上QQ阅读APP看书，第一时间看更新

Resource Manager high availability

Resource Manager (RM) is the single point of failure in a YARN cluster as every request from a client goes through it. The Resource Manager also acts as a central system to allocate resources for various tasks. The failure of the resource manager will lead to failure of YARN and thus a client cannot obtain any information about the YARN cluster or a client cannot submit any application for execution. Therefore, it is important to implement high availability of Resource Manager to prevent any cluster failure. The following are a few important considerations for high availability:

Resource Manager state: It is very important to persist a resource manager state, which if stored in memory may be lost upon resource manager failure. If the state of the Resource Manager is available even after failure, we can restart the Resource Manager from the last failure point based on the last state.
Running application state: The Resource Manager persistent state store allows YARN to continue to function in the RM restart in a user transparent manner.

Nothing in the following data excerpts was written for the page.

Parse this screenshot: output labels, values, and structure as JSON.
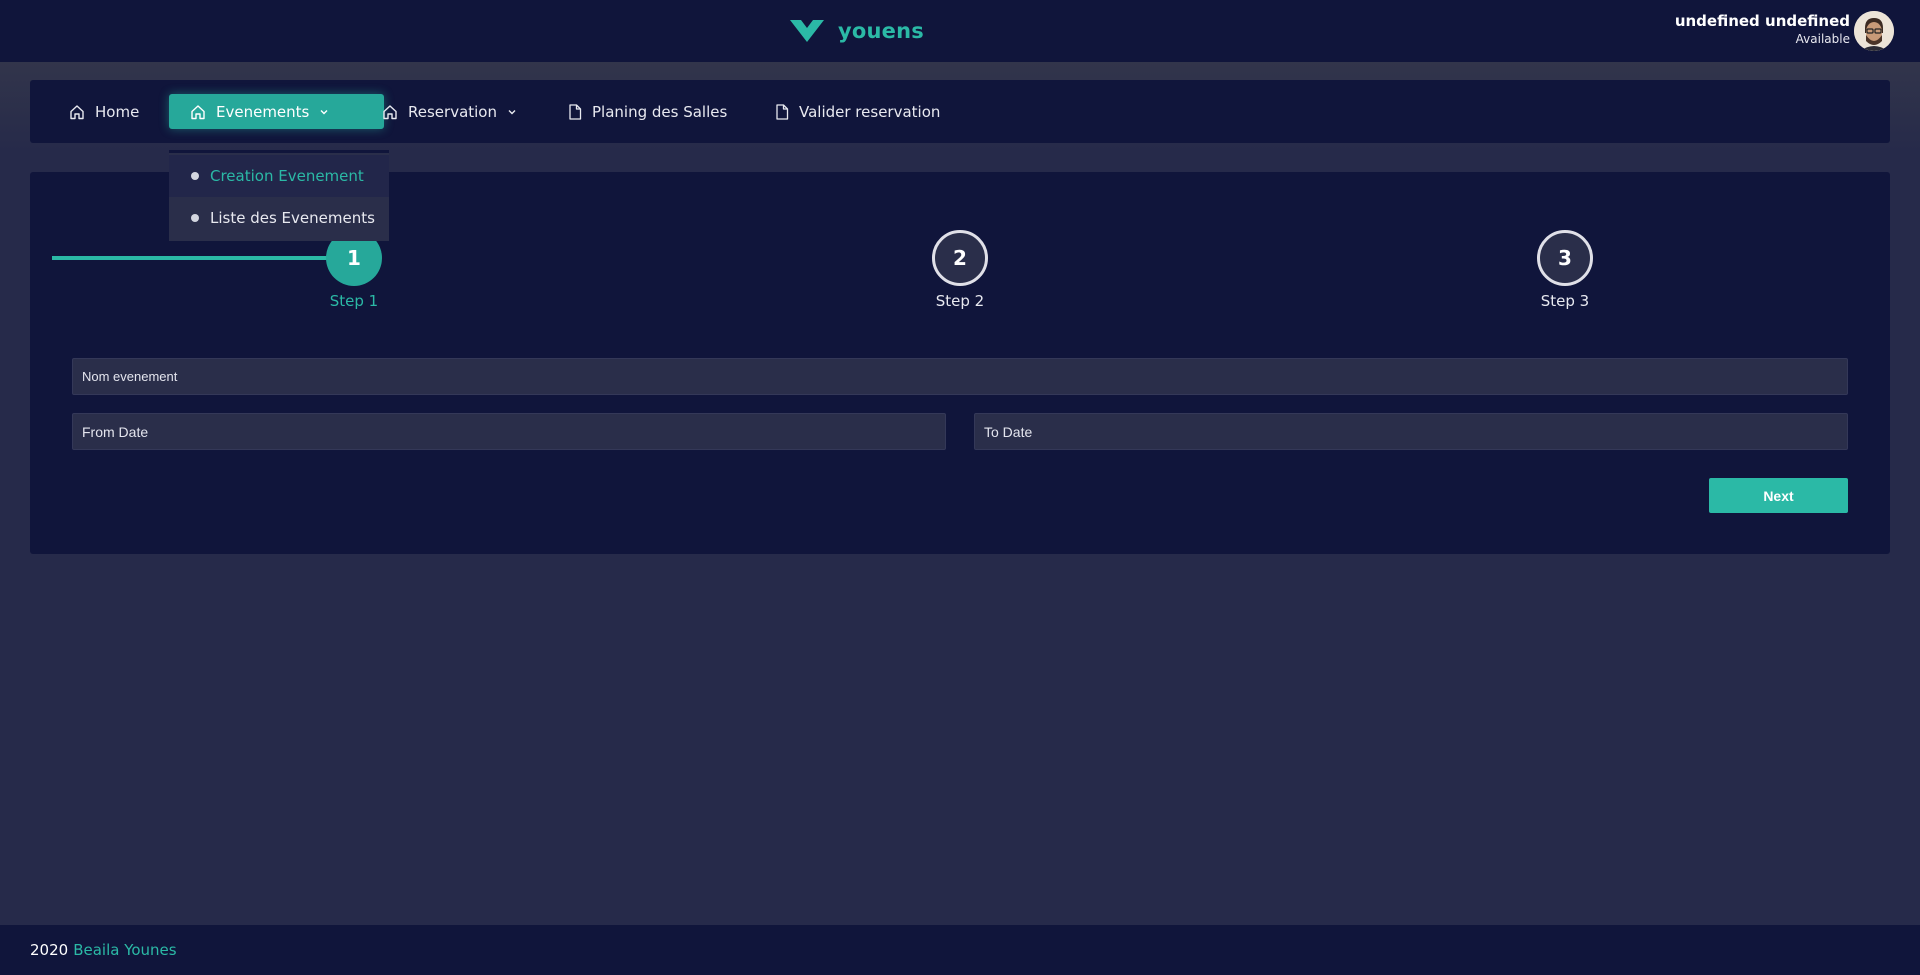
{
  "header": {
    "brand_name": "youens",
    "user_name": "undefined undefined",
    "user_status": "Available"
  },
  "nav": {
    "items": [
      {
        "label": "Home",
        "icon": "home-icon"
      },
      {
        "label": "Evenements",
        "icon": "home-icon",
        "active": true,
        "has_dropdown": true
      },
      {
        "label": "Reservation",
        "icon": "home-icon",
        "has_dropdown": true
      },
      {
        "label": "Planing des Salles",
        "icon": "document-icon"
      },
      {
        "label": "Valider reservation",
        "icon": "document-icon"
      }
    ],
    "dropdown": [
      {
        "label": "Creation Evenement",
        "current": true
      },
      {
        "label": "Liste des Evenements"
      }
    ]
  },
  "wizard": {
    "steps": [
      {
        "number": "1",
        "label": "Step 1",
        "state": "done"
      },
      {
        "number": "2",
        "label": "Step 2",
        "state": "todo"
      },
      {
        "number": "3",
        "label": "Step 3",
        "state": "todo"
      }
    ],
    "fields": {
      "name_placeholder": "Nom evenement",
      "from_placeholder": "From Date",
      "to_placeholder": "To Date"
    },
    "next_label": "Next"
  },
  "footer": {
    "year": "2020",
    "author": "Beaila Younes"
  },
  "colors": {
    "accent": "#2bb9a6",
    "header_bg": "#10153b",
    "page_bg": "#262a4a"
  }
}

Once the last state is loaded by the Resource Manager, it will restart all the application masters, kill all the running containers, and start them from a clean state. In this process, the work already done by containers will be lost and it will lead to an increase in the application completion time. There is a need to preserve the state of containers, which upon failure will not require restarting the application masters and killing existing containers.
Automatic failover: Automatic failover refers to the control transfer from a failed resource manager to a standby resource manager. The failover fencing mechanism is a popular method to implement failover as one of the controllers will trigger the failover if the specified condition is met. Remember, transferring control will always require the transfer of the old state to the new resource manager.